[FORMATTING] Space between type and options removed in nested BigQuery fields
When formatting BigQuery DDL statement with OPTIONS on a Struct field, any space between the type definition and the Options definition is removed, resulting in an invalid statement.
Input data
CREATE TABLE `project.dataset.format_test`
(
str STRING OPTIONS(description="A string field."),
int INT64 OPTIONS(description="An int64 field."),
record STRUCT<nested INT64 OPTIONS(description="a struct field")> OPTIONS(description="a struct")
)
Expected Output
CREATE TABLE
`project.dataset.format_test` (
str STRING OPTIONS(description = "A string field."),
int INT64 OPTIONS(description = "An int64 field."),
record STRUCT<nested INT64 OPTIONS(description ="a struct field")> OPTIONS(description = "a struct")
)
Actual Output
CREATE TABLE
`project.dataset.format_test` (
str STRING OPTIONS(description = "A string field."),
int INT64 OPTIONS(description = "An int64 field."),
record STRUCT<nested INT64OPTIONS(description ="a struct field")> OPTIONS(description = "a struct")
)
Usage
To run this I've stored the input in a file called example-sql.sql and am running:
> sql-formatter --v
12.2.3
> sql-formatter -l bigquery example-sql.sql
CREATE TABLE
`project.dataset.format_test` (
str STRING OPTIONS(description = "A string field."),
int INT64 OPTIONS(description = "An int64 field."),
record STRUCT<nested INT64OPTIONS(description ="a struct field")> OPTIONS(description = "a struct")
)
Thanks for reporting. Definitely a bug.
I remember that the part that deals with this type-parameter formatting was pretty ugly and error-prone. Perhaps there's a simple fix I can make, perhaps not. More likely not. Will look into this.

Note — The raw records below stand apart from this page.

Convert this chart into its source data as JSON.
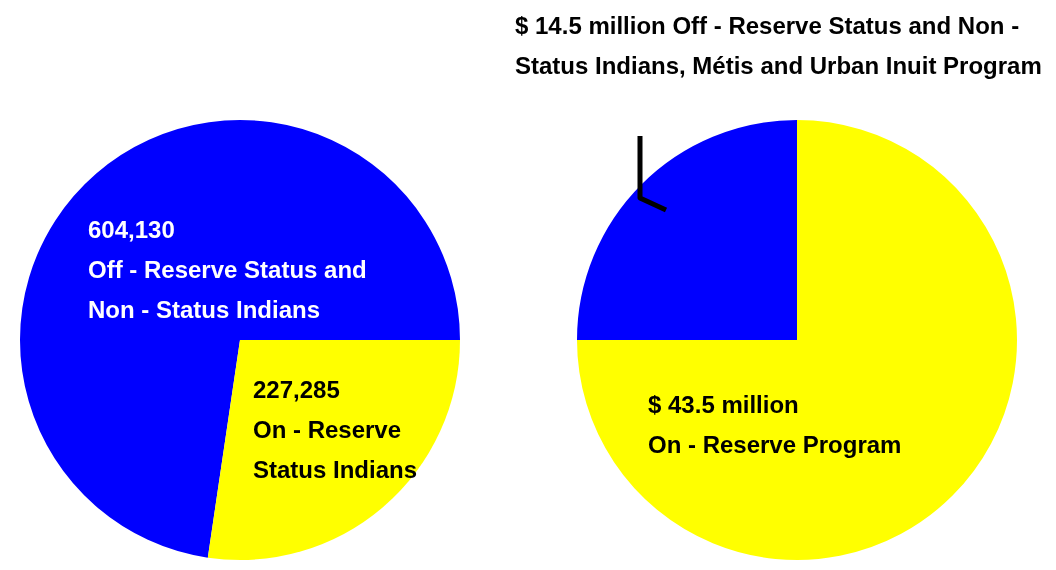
{
  "chart_data": [
    {
      "type": "pie",
      "categories": [
        "Off - Reserve Status and Non - Status Indians",
        "On - Reserve Status Indians"
      ],
      "values": [
        604130,
        227285
      ],
      "value_labels": [
        "604,130",
        "227,285"
      ],
      "colors": [
        "#0000ff",
        "#ffff00"
      ]
    },
    {
      "type": "pie",
      "categories": [
        "Off - Reserve Status and Non - Status Indians, Métis and Urban Inuit Program",
        "On - Reserve Program"
      ],
      "values": [
        14.5,
        43.5
      ],
      "value_labels": [
        "$ 14.5 million",
        "$ 43.5 million"
      ],
      "colors": [
        "#0000ff",
        "#ffff00"
      ]
    }
  ]
}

In the mean time, perhaps you'd like to try out a new SQL formatting tool that I've written, which specifically includes full BigQuery support: https://github.com/nene/prettier-plugin-sql-cst
It formats the SQL somewhat differently, but at least it wont output invalid code. For your SQL it produces the following:
CREATE TABLE `project.dataset.format_test` (
str STRING OPTIONS (description = "A string field."),
int INT64 OPTIONS (description = "An int64 field."),
record STRUCT<nested INT64 OPTIONS (description = "a struct field")> OPTIONS (
description = "a struct"
)
);
I'm not really sure whether it would be better to format options as OPTIONS(...) or OPTIONS (...). Or which style is more common in BigQuery community. Open to suggestions.